Jumat, 25 Oktober 2019

Sejarah Jakarta (59): Bahasa Betawi dan Bahasa Melayu; Dalam Khasanah Bahasa Nusantara, Tidak Ada Tata Bahasa Betawi?


*Untuk melihat semua artikel Sejarah Jakarta dalam blog ini Klik Disini

Bahasa Betawi sudah sejak lama diakui sebagai bahasa etnik. Bahasa yang kini setara dengan bahasa-bahasa etnik di Indonesia seperti bahasa Jawa, bahasa Madura dan bahasa Sunda. Tiga bahasa yang disebut terakhir tidak mirip bahasa Betawi, tetap bahasa Betawi mirip bahasa Melayu. Yang memiliki kedekatan dengan bahasa Melayu tidak hanya bahasa Betawi, juga antara lain bahasa Minangkabau, bahasa Ambon dan bahasa Aceh.
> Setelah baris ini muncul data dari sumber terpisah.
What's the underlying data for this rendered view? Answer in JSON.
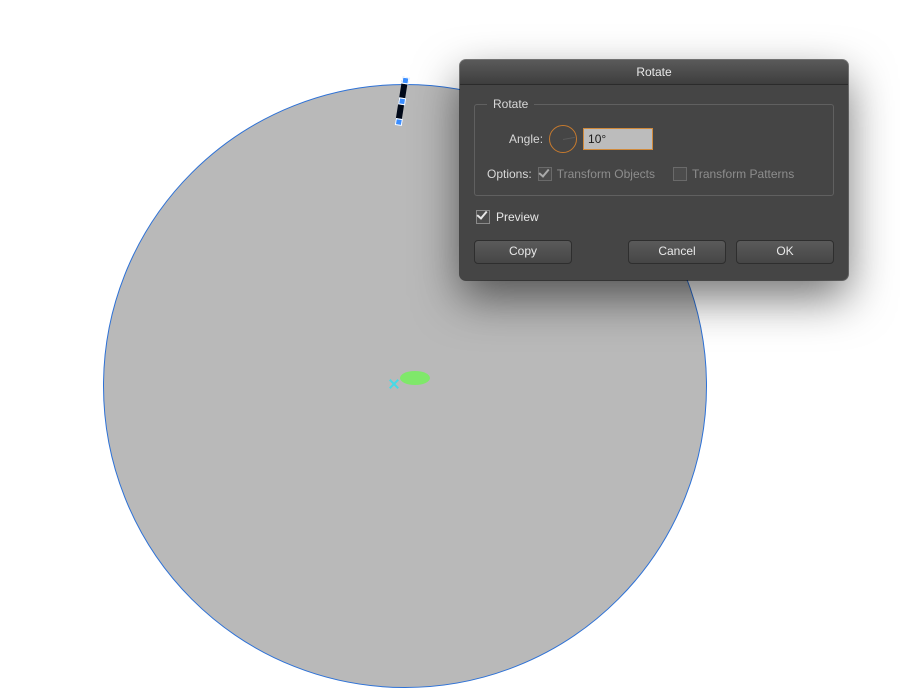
{
  "dialog": {
    "title": "Rotate",
    "group_label": "Rotate",
    "angle_label": "Angle:",
    "angle_value": "10°",
    "options_label": "Options:",
    "transform_objects_label": "Transform Objects",
    "transform_objects_checked": true,
    "transform_objects_enabled": false,
    "transform_patterns_label": "Transform Patterns",
    "transform_patterns_checked": false,
    "transform_patterns_enabled": false,
    "preview_label": "Preview",
    "preview_checked": true,
    "buttons": {
      "copy": "Copy",
      "cancel": "Cancel",
      "ok": "OK"
    }
  },
  "artwork": {
    "circle_fill": "#b9b9b9",
    "circle_stroke": "#2d71d6",
    "center_mark_color": "#7fe86a",
    "selection_handle_color": "#3a8dff",
    "tick_rotation_deg": 9
  }
}
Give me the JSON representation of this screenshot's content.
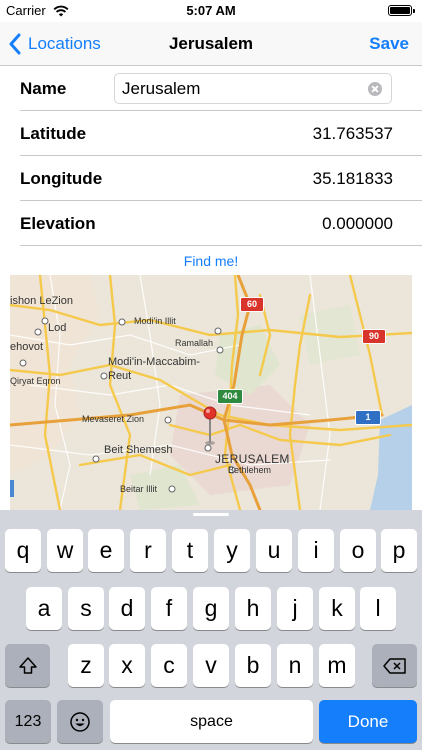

Bataviaasch nieuwsblad, 10-10-1902
Bahasa Melayu di nusantara (baca: Indonesia) tentu saja sudah lama keberadaannya. Bahkan bahasa Melayu sudah digunakan dalam perdagangan kuno seperti di Baros dan Palembang. Sebagai bahasa tertua dalam perdagangan, maka bahasa Melayu dengan sendirinya menjadi lingua franca di nusantara. Bahasa lingua franca di benua Amerika antara lain adalah bahasa Spanyol, bahasa Portugis, bahasa Inggris dan bahasa Prancis. Lantas mengapa bukan bahasa India atau bahasa Cina yang menjadi lingua franca di nusantara?. Bahasa Melayu, sebagai bahasa lingua franca, kelak menjadi dasar dalam pembentukan bahasa Indonesia.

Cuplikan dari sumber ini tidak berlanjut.